A Winona-area resident says he's created a machine that could help ice arenas cut costs and save time – and eventually replace the iconic Zamboni.
Paul Van Eijl calls it the "Ice Jet" and says multiple machines can resurface a hockey rink in about a minute using GPS coordinates, the Winona Daily News reports, as opposed to the traditional ice resurfacing machine that can take 10 to 15 minutes to do its job.
Think of it as hockey's version of the Roomba – the vacuuming robot, Sports Illustrated notes.
But Van Eijl knows it'll be tough to overcome the decades of tradition that come along with the Zamboni, which was first patented in 1949.
“The biggest challenge to the Ice Jet is the tradition of the ice resurfacing machine,” Van Eijl wrote in his business plan. “The machine has been a staple of the game of hockey for over 60 years.”

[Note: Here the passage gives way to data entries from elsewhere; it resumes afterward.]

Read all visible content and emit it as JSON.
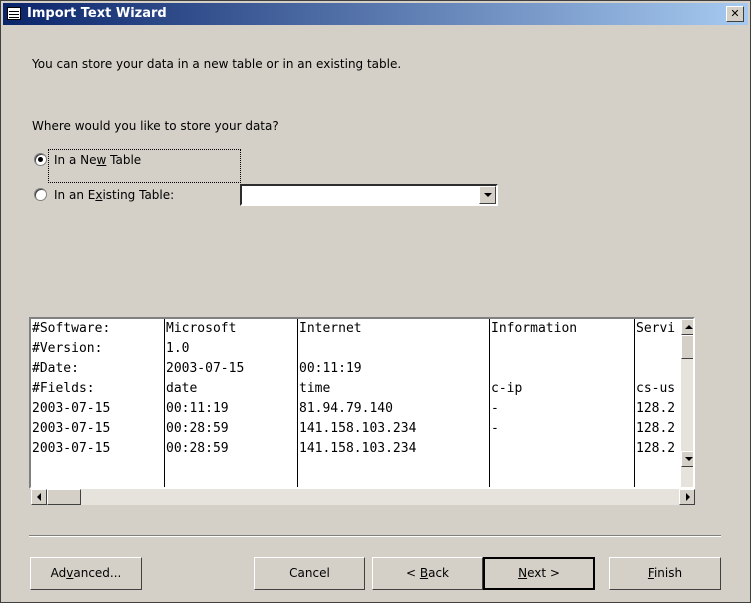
{
  "window": {
    "title": "Import Text Wizard",
    "close_symbol": "✕"
  },
  "intro_text": "You can store your data in a new table or in an existing table.",
  "question_text": "Where would you like to store your data?",
  "options": {
    "new_table": {
      "pre": "In a Ne",
      "key": "w",
      "post": " Table",
      "selected": true
    },
    "existing_table": {
      "pre": "In an E",
      "key": "x",
      "post": "isting Table:",
      "selected": false
    }
  },
  "existing_table_combo": {
    "value": ""
  },
  "preview_rows": [
    [
      "#Software:",
      "Microsoft",
      "Internet",
      "Information",
      "Servi"
    ],
    [
      "#Version:",
      "1.0",
      "",
      "",
      ""
    ],
    [
      "#Date:",
      "2003-07-15",
      "00:11:19",
      "",
      ""
    ],
    [
      "#Fields:",
      "date",
      "time",
      "c-ip",
      "cs-us"
    ],
    [
      "2003-07-15",
      "00:11:19",
      "81.94.79.140",
      "-",
      "128.2"
    ],
    [
      "2003-07-15",
      "00:28:59",
      "141.158.103.234",
      "-",
      "128.2"
    ],
    [
      "2003-07-15",
      "00:28:59",
      "141.158.103.234",
      "",
      "128.2"
    ]
  ],
  "buttons": {
    "advanced": {
      "pre": "Ad",
      "key": "v",
      "post": "anced..."
    },
    "cancel": {
      "pre": "Cancel",
      "key": "",
      "post": ""
    },
    "back": {
      "pre": "< ",
      "key": "B",
      "post": "ack"
    },
    "next": {
      "pre": "",
      "key": "N",
      "post": "ext >"
    },
    "finish": {
      "pre": "",
      "key": "F",
      "post": "inish"
    }
  }
}
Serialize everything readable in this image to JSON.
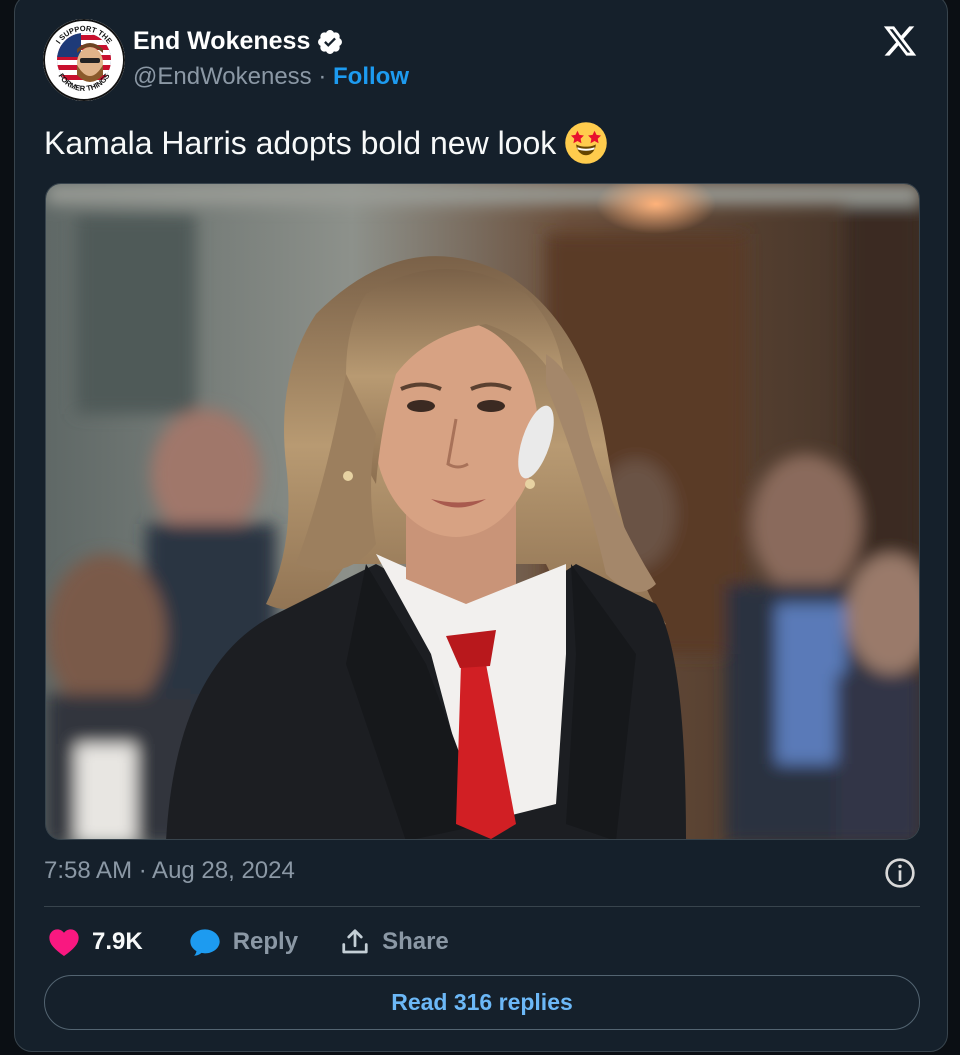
{
  "author": {
    "name": "End Wokeness",
    "handle": "@EndWokeness",
    "separator": " · ",
    "follow_label": "Follow",
    "avatar_text_top": "I SUPPORT THE",
    "avatar_text_bottom": "FORMER THINGS",
    "verified_icon": "verified-badge-icon"
  },
  "tweet": {
    "text": "Kamala Harris adopts bold new look",
    "emoji": "star-struck-emoji",
    "timestamp": "7:58 AM · Aug 28, 2024"
  },
  "media": {
    "description_icon": "photo"
  },
  "actions": {
    "like_count": "7.9K",
    "reply_label": "Reply",
    "share_label": "Share"
  },
  "read_replies_label": "Read 316 replies",
  "colors": {
    "background": "#15202b",
    "link": "#1d9bf0",
    "heart": "#f91880",
    "muted": "#8b98a5"
  }
}
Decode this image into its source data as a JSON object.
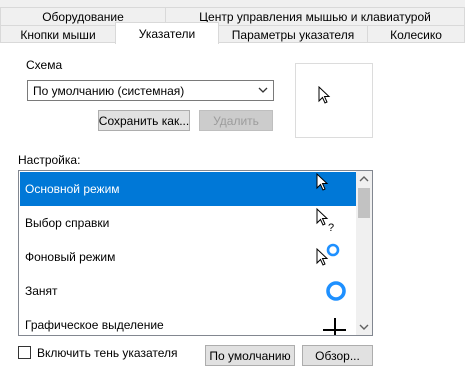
{
  "tabs_back": [
    "Оборудование",
    "Центр управления мышью и клавиатурой"
  ],
  "tabs_front": [
    "Кнопки мыши",
    "Указатели",
    "Параметры указателя",
    "Колесико"
  ],
  "scheme": {
    "legend": "Схема",
    "selected": "По умолчанию (системная)",
    "save_label": "Сохранить как...",
    "delete_label": "Удалить"
  },
  "customize_label": "Настройка:",
  "cursors": [
    {
      "label": "Основной режим",
      "icon": "arrow-cursor-icon",
      "selected": true
    },
    {
      "label": "Выбор справки",
      "icon": "help-select-cursor-icon",
      "selected": false
    },
    {
      "label": "Фоновый режим",
      "icon": "working-in-background-cursor-icon",
      "selected": false
    },
    {
      "label": "Занят",
      "icon": "busy-cursor-icon",
      "selected": false
    },
    {
      "label": "Графическое выделение",
      "icon": "precision-select-cursor-icon",
      "selected": false
    }
  ],
  "shadow_checkbox": {
    "label": "Включить тень указателя",
    "checked": false
  },
  "default_label": "По умолчанию",
  "browse_label": "Обзор...",
  "colors": {
    "accent": "#0078d7",
    "busy_ring": "#1e90ff"
  }
}
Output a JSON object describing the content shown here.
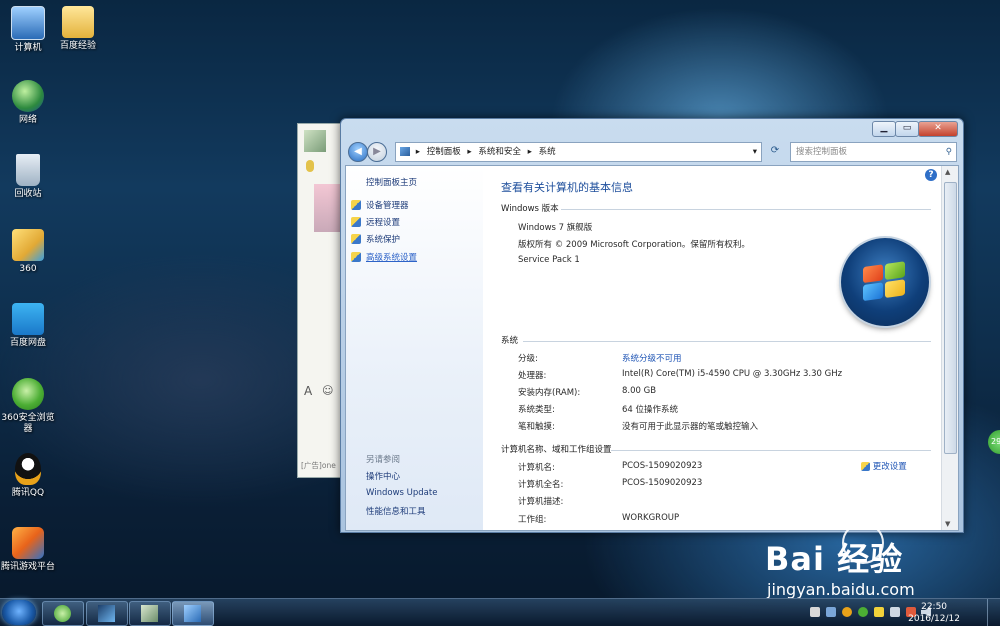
{
  "desktop": {
    "icons": [
      {
        "label": "计算机",
        "icon": "computer-icon"
      },
      {
        "label": "百度经验",
        "icon": "folder-icon"
      },
      {
        "label": "网络",
        "icon": "network-icon"
      },
      {
        "label": "回收站",
        "icon": "recycle-bin-icon"
      },
      {
        "label": "360",
        "icon": "folder-360-icon"
      },
      {
        "label": "百度网盘",
        "icon": "baidu-netdisk-icon"
      },
      {
        "label": "360安全浏览器",
        "icon": "360-browser-icon"
      },
      {
        "label": "腾讯QQ",
        "icon": "qq-icon"
      },
      {
        "label": "腾讯游戏平台",
        "icon": "tencent-games-icon"
      }
    ],
    "watermark": {
      "brand": "Bai  经验",
      "url": "jingyan.baidu.com"
    },
    "chat_window": {
      "ad_text": "[广告]one"
    },
    "side_badge": "29"
  },
  "window": {
    "breadcrumb": [
      "控制面板",
      "系统和安全",
      "系统"
    ],
    "search_placeholder": "搜索控制面板",
    "caption": {
      "minimize": "▁",
      "maximize": "▭",
      "close": "✕"
    },
    "left_pane": {
      "home": "控制面板主页",
      "links": [
        "设备管理器",
        "远程设置",
        "系统保护",
        "高级系统设置"
      ],
      "see_also_title": "另请参阅",
      "see_also": [
        "操作中心",
        "Windows Update",
        "性能信息和工具"
      ]
    },
    "main": {
      "title": "查看有关计算机的基本信息",
      "edition_section": "Windows 版本",
      "edition": "Windows 7 旗舰版",
      "copyright": "版权所有 © 2009 Microsoft Corporation。保留所有权利。",
      "service_pack": "Service Pack 1",
      "system_section": "系统",
      "system_rows": [
        {
          "label": "分级:",
          "value": "系统分级不可用",
          "link": true
        },
        {
          "label": "处理器:",
          "value": "Intel(R) Core(TM) i5-4590 CPU @ 3.30GHz   3.30 GHz",
          "link": false
        },
        {
          "label": "安装内存(RAM):",
          "value": "8.00 GB",
          "link": false
        },
        {
          "label": "系统类型:",
          "value": "64 位操作系统",
          "link": false
        },
        {
          "label": "笔和触摸:",
          "value": "没有可用于此显示器的笔或触控输入",
          "link": false
        }
      ],
      "computer_section": "计算机名称、域和工作组设置",
      "change_settings": "更改设置",
      "computer_rows": [
        {
          "label": "计算机名:",
          "value": "PCOS-1509020923"
        },
        {
          "label": "计算机全名:",
          "value": "PCOS-1509020923"
        },
        {
          "label": "计算机描述:",
          "value": ""
        },
        {
          "label": "工作组:",
          "value": "WORKGROUP"
        }
      ]
    }
  },
  "taskbar": {
    "time": "22:50",
    "date": "2016/12/12"
  }
}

But he's confident that eventually his invention will catch on and one day replace one of the most famous names in hockey – the Zamboni. Van Eijl told the newspaper that because the Ice Jet saves time, arenas will be able to schedule ice time more efficiently. He also says the Ice Jet uses less water, which will also cut costs.
“Nostalgia only goes so far before cost savings take over," engineer Kevin Christ, who helped design the machine, told the Winona Daily News.
Although it's just a prototype, the Ice Jet has already caught the attention of the creators of "Shark Tank," a television show that features entrepreneurs pitching their ideas to a panel of potential investors.